A força-tarefa da Operação Greenfield rejeitou a proposta de R$ 8 bilhões do grupo J&F, controlador do JBS, para a multa de um acordo de leniência. Os procuradores apresentaram neste final de semana aos responsáveis pelo grupo uma nova proposta financeira. A sugestão é que sejam pagos, a título de multa, R$ 10,994 bilhões, em prestações semestrais, ao longo de 13 anos.

A J&F já fez cinco propostas para o acordo de leniência, todas rejeitadas - de R$ 700 milhões, R$ 1 bilhão, R$ 1,4 bilhão, R$ 4 bilhões e R$ 8 bilhões. 

A Procuradoria também reduziu o valor proposto anteriormente, que era de R$ 11,2 bilhões, e argumenta que os R$ 10,994 bilhões propostos agora representam 6% do faturamento das empresas do grupo em 2016, livre de impostos, que foi de R$ 183,244 bilhões. 

Os pagamentos seriam iniciados em dezembro deste ano, com correção pela Selic e feitos exclusivamente pela holding J&F, "medida que tem o objetivo de proteger acionistas minoritários", disse o MPF em nota. "O dinheiro arrecadado deverá ser destinado às entidades públicas e fundos de pensão que, conforme investigações em curso no Ministério Público Federal (MPF), foram lesados pela atuação de empresas controladas pela J&F."

O MPF destacou que a multa foi inicialmente fixada em 20% do faturamento, percentual máximo previsto na Lei Anticorrupção (12.846/13) e no decreto 8.42/15, mas que foi aplicada uma redução de 2%, motivada pelo programa de integridade e da colaboração "parcialmente espontânea" dos crimes. Os 18% restantes, continua a Promotoria, sofreram um abatimento de dois terços, pela efetiva colaboração.

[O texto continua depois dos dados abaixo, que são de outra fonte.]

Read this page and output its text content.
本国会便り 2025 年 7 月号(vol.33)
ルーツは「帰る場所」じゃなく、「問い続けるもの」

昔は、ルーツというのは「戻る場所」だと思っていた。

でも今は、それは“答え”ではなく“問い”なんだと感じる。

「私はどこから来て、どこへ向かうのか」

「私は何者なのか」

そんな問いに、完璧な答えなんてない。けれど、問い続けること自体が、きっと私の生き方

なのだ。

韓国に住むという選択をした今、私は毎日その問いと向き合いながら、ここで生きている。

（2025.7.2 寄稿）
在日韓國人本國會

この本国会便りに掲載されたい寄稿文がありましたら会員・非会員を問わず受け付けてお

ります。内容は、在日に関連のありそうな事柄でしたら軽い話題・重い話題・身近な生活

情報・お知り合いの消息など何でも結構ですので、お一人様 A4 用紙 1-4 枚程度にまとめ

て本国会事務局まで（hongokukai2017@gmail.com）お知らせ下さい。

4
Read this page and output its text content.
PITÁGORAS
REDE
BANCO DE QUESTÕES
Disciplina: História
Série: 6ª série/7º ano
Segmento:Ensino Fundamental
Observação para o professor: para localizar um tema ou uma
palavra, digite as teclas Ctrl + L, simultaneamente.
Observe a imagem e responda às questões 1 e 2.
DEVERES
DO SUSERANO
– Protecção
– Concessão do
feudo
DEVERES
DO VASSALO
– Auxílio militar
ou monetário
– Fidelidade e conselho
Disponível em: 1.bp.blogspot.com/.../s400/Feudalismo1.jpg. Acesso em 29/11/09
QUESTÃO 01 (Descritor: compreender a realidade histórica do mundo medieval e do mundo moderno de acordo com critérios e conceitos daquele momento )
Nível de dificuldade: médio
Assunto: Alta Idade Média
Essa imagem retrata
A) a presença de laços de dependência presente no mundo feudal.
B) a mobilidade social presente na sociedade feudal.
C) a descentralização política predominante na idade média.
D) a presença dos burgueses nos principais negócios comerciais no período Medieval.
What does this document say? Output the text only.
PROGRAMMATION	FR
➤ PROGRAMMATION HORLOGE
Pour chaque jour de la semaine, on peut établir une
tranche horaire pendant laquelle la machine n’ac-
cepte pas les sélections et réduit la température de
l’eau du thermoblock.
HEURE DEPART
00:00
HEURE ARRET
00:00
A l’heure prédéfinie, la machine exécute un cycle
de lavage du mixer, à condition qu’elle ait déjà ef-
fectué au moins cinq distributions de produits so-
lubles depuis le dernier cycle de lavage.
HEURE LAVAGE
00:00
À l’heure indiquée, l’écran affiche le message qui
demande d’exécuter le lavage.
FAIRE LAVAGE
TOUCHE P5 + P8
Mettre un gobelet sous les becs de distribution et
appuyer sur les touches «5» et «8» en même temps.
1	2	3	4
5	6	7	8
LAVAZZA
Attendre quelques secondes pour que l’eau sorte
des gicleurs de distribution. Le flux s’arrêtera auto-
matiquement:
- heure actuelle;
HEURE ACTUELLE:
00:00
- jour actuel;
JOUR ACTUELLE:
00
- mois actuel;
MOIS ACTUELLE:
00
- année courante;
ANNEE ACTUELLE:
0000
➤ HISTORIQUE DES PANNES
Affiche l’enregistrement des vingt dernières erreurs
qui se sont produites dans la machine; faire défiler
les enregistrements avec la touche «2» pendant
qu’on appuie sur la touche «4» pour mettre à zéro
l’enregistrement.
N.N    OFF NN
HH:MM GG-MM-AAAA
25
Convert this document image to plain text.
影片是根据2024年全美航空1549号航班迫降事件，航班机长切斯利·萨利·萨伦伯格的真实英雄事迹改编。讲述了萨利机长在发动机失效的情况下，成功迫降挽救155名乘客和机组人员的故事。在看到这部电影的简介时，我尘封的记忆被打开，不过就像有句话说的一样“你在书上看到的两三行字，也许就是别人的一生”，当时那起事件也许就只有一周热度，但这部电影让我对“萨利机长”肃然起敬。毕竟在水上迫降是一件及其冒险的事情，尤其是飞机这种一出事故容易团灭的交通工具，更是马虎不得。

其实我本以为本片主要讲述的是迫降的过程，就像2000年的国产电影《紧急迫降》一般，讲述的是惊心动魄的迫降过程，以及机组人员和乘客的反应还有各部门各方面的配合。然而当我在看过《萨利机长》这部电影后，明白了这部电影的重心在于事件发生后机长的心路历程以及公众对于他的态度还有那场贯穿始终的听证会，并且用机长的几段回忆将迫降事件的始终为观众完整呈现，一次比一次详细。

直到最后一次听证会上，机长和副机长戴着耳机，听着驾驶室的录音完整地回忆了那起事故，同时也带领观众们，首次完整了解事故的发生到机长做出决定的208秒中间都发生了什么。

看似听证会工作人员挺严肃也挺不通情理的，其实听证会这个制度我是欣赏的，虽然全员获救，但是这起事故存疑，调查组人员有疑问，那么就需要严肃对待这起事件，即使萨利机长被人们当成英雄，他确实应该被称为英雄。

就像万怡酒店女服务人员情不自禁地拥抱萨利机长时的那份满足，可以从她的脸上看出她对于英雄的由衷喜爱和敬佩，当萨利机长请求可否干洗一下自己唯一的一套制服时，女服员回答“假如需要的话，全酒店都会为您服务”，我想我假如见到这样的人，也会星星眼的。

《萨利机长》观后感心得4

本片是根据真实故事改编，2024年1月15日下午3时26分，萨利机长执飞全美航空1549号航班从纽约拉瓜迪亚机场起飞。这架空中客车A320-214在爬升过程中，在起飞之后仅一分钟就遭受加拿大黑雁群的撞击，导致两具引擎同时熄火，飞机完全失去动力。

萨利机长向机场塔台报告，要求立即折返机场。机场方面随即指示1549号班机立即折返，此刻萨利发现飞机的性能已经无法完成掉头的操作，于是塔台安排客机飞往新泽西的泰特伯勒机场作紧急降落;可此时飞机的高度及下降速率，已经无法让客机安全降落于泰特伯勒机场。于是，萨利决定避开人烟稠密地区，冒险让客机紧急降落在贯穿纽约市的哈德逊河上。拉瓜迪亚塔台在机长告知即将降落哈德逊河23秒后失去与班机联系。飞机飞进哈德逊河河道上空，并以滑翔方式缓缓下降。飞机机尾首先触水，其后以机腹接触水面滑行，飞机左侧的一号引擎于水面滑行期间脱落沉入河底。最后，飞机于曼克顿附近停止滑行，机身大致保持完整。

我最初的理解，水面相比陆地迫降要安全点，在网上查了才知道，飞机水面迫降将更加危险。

O detalhamento da proposta cita outros indicadores e números considerados para o cálculo da multa.

Os principais acionistas do Grupo, os irmãos Joesley e Wesley Mendonça Batista e executivos das empresas, firmaram acordo de colaboração premiada como o Ministério Público Federal (MPF), cujo procedimento já foi homologado pelo Supremo Tribunal Federal (STF).

Pela proposta da força-tarefa, os fundos de pensão Funcef e Petros, além do Banco Nacional de Desenvolvimento Econômico e Social (BNDES) receberão, cada um, 25% do total a ser pago pela J&F. O restante (25%) será distribuído entre FGTS (6,25), Caixa Econômica Federal (6,25%) e União (12,5%). A proposta prevê ainda que, caso o grupo firme acordos no exterior, 50% do valor pago fora do país seja destinado às entidades brasileiras, na mesma proporção prevista no acordo de leniência.